#Build finite state automata python code#

Possibly less ambitious goal: can we select a portion of Trofimovich's work to make small fixed length look-around work? It would be really nice to support ^, $ and \b, especially the Unicode variant of \b and CRLF aware $.I suspect it will require at least a few more read throughs before I understand it. Laurikari's paper is the usual reference here, but Trofimovich has a much more thorough treatment here: I've only read the paper once. Stretch goal: support capturing groups by implementing "tagged" DFA (transducers).I think the long pole in the tent here is probably the API design work and arranging it so that we don't introduce extra overhead into the non-regex-set case without duplicating a lot of code. I think we can also report the positions at each match, similar to how Aho-Corasick works. It should be possible to do this by "simply" introducing more match states. The key adaptation I think we need to make is to modify the algorithm to operate on byte ranges instead of enumerating every codepoint in the set. I believe it's possible to potentially build minimal or nearly minimal NFAs for the special case of Unicode character classes by leveraging Daciuk's algorithms for building minimal automata in linear time for sets of strings.

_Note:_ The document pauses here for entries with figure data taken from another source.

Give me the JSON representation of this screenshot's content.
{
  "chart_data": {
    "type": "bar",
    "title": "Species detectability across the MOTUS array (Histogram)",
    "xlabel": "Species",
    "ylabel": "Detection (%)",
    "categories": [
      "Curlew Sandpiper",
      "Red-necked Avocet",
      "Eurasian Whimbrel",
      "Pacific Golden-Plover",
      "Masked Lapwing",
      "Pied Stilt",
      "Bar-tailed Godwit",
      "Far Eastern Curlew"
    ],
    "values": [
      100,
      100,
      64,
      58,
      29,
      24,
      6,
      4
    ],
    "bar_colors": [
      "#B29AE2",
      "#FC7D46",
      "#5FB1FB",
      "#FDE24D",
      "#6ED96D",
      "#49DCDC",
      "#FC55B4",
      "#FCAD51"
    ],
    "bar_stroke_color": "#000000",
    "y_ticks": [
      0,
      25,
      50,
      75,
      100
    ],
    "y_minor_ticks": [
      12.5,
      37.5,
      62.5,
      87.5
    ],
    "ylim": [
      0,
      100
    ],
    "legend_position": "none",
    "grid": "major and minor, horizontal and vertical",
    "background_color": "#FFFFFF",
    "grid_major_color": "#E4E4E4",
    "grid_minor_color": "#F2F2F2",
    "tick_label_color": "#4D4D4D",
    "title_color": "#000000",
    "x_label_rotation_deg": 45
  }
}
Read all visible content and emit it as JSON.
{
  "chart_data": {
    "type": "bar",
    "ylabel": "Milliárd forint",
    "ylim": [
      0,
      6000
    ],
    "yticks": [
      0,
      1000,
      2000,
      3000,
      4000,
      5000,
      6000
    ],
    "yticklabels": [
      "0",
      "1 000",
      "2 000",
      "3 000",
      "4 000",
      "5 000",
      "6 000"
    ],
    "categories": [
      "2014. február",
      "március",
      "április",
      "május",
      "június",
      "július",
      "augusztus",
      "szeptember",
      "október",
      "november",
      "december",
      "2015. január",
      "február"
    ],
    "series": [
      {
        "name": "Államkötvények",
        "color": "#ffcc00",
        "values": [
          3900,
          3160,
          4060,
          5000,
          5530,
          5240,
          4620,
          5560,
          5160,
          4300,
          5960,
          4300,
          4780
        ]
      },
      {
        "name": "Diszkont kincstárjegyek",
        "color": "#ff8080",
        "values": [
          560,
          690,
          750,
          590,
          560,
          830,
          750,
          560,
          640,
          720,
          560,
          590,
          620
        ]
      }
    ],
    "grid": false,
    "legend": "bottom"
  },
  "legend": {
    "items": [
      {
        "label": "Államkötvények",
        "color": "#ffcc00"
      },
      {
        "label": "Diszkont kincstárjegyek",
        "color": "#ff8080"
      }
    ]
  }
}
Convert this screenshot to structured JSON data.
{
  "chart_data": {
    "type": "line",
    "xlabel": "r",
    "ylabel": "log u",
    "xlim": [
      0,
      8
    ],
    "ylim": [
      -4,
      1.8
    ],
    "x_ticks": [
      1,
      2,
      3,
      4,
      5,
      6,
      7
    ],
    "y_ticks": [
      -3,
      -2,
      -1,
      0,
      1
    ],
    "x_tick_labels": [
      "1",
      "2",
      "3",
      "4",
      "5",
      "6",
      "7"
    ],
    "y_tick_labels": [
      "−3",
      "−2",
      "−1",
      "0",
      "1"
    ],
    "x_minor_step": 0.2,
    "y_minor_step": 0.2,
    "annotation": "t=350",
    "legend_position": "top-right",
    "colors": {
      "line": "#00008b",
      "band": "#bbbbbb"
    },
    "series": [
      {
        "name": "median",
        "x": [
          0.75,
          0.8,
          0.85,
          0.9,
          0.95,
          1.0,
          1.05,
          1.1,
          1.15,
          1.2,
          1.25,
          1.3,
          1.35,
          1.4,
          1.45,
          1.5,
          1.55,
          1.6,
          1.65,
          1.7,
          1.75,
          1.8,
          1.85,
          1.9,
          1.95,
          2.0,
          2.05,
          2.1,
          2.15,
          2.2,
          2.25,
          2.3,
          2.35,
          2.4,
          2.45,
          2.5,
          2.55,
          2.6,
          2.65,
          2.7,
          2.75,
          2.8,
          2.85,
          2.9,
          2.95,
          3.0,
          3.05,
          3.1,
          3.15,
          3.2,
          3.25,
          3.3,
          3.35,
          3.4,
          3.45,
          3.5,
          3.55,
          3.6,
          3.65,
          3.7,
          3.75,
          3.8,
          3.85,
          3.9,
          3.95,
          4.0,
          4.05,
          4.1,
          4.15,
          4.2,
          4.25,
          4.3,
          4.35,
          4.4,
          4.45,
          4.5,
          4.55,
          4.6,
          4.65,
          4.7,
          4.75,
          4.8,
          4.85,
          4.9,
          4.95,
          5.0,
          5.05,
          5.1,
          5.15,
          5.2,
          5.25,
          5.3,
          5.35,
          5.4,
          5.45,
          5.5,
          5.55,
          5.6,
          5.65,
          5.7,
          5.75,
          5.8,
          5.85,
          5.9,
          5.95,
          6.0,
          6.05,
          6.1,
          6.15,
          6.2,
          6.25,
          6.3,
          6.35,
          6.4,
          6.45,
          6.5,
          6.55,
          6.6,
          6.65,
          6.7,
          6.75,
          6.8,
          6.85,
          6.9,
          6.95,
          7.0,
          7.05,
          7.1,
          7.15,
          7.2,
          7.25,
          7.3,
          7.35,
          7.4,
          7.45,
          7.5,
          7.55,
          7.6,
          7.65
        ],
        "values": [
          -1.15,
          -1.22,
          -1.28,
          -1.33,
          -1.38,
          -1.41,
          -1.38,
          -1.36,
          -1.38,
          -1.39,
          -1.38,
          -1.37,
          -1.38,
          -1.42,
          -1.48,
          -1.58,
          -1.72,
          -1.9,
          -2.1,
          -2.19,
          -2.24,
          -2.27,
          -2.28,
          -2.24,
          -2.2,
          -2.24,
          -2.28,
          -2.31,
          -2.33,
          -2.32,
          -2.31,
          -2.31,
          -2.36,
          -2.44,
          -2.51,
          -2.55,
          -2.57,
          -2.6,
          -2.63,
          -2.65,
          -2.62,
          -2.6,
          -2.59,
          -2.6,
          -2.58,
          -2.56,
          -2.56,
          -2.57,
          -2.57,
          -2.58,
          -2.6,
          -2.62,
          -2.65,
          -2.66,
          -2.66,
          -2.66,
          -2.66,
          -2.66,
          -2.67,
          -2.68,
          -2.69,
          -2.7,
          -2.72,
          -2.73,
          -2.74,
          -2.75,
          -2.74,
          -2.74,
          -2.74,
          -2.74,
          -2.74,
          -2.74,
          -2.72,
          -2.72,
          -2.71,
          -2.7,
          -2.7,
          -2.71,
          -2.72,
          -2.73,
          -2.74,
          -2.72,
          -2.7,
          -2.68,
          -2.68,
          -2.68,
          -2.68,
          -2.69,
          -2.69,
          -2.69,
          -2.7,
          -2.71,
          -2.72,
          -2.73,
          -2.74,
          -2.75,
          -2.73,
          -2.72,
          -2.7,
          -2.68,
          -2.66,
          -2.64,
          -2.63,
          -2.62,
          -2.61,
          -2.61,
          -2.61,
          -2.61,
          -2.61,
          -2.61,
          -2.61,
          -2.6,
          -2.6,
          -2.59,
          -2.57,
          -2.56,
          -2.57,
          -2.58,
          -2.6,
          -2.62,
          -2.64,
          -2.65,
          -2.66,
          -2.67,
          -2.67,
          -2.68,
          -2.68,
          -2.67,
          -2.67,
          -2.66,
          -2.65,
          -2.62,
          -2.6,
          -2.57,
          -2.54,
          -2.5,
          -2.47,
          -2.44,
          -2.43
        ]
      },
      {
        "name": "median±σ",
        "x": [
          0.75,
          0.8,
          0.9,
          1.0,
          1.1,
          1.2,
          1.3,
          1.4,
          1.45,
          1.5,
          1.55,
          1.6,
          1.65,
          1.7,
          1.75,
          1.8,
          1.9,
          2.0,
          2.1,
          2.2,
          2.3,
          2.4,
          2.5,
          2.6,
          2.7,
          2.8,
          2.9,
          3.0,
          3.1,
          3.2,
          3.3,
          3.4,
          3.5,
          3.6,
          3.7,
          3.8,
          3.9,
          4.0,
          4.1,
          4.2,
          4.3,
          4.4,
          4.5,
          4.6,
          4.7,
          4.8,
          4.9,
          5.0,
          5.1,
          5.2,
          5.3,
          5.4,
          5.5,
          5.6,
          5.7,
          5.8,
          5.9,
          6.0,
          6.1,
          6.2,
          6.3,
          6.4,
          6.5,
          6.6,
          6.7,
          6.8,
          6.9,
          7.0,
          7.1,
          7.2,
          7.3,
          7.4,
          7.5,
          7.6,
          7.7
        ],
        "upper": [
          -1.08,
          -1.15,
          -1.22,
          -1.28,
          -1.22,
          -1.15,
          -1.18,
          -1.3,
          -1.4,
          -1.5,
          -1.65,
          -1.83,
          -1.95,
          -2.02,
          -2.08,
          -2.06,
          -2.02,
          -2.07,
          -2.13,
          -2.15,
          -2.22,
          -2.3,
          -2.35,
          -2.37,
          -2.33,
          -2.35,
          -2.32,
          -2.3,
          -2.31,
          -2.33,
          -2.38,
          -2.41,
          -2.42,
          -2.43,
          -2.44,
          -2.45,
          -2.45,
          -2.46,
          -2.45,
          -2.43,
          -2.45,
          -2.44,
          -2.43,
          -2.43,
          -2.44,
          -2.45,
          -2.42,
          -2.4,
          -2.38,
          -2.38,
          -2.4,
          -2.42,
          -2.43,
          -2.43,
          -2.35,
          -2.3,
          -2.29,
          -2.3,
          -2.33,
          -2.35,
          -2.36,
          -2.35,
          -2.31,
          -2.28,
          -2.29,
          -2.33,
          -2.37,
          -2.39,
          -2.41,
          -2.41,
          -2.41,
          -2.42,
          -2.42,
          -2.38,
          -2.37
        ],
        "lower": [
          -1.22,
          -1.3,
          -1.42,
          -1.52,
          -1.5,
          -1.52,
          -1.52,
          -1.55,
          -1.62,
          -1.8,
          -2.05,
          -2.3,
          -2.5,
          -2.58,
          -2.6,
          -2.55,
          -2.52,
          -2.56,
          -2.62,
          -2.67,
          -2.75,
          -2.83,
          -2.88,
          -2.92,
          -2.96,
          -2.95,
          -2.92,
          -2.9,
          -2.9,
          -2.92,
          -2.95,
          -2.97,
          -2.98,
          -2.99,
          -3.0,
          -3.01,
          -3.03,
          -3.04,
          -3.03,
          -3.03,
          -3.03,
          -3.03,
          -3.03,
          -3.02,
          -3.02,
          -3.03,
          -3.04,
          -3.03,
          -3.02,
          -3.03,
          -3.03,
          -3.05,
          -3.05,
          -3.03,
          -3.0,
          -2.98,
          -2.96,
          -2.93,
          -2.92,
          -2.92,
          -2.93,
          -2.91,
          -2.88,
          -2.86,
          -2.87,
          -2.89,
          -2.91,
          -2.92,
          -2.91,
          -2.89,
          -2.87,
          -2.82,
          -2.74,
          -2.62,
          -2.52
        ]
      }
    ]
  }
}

These can create a lot of additional work for both the determinizer and the minimizer, and I suspect this is the key thing we'll want to improve if we want to make DFA compile times faster.

However, because of a complex set of optimizations in the regex crate (like literal optimizations), an accurate performance comparison may be difficult to do. The performance difference is likely not large. Since this crate builds DFAs ahead of time, it will generally out-perform the regex crate on equivalent tasks.While no_std environments cannot compile regexes, they can deserialize pre-compiled regexes. This crate was specifically designed so that the searching phase of a DFA has minimal runtime requirements, and can therefore be used in no_std environments.Deserialization always takes constant time since searching can be performed directly on the raw serialized bytes of a DFA. Both dense and sparse DFAs can be serialized to raw bytes, and then cheaply deserialized.With some of the downsides out of the way, here are some positive differences: By default, match indices are guaranteed to fall on UTF-8 boundaries, unless RegexBuilder::allow_invalid_utf8 is enabled. There is no &str API like in the regex crate.The philosophy here is that literal optimizations should be applied at a higher level, although there is no easy support for this in the ecosystem yet. In exchange, you get predictable performance regardless of input. As a lower level crate, this library does not do literal optimizations.This crate does not support zero-width assertions such as ^, $, \b or \B.This crate does not support regex sets.For this reason, you should only use Unicode character classes if you absolutely need them! Let re = Regex :: new( r", takes under 1 millisecond and less than 5KB of memory.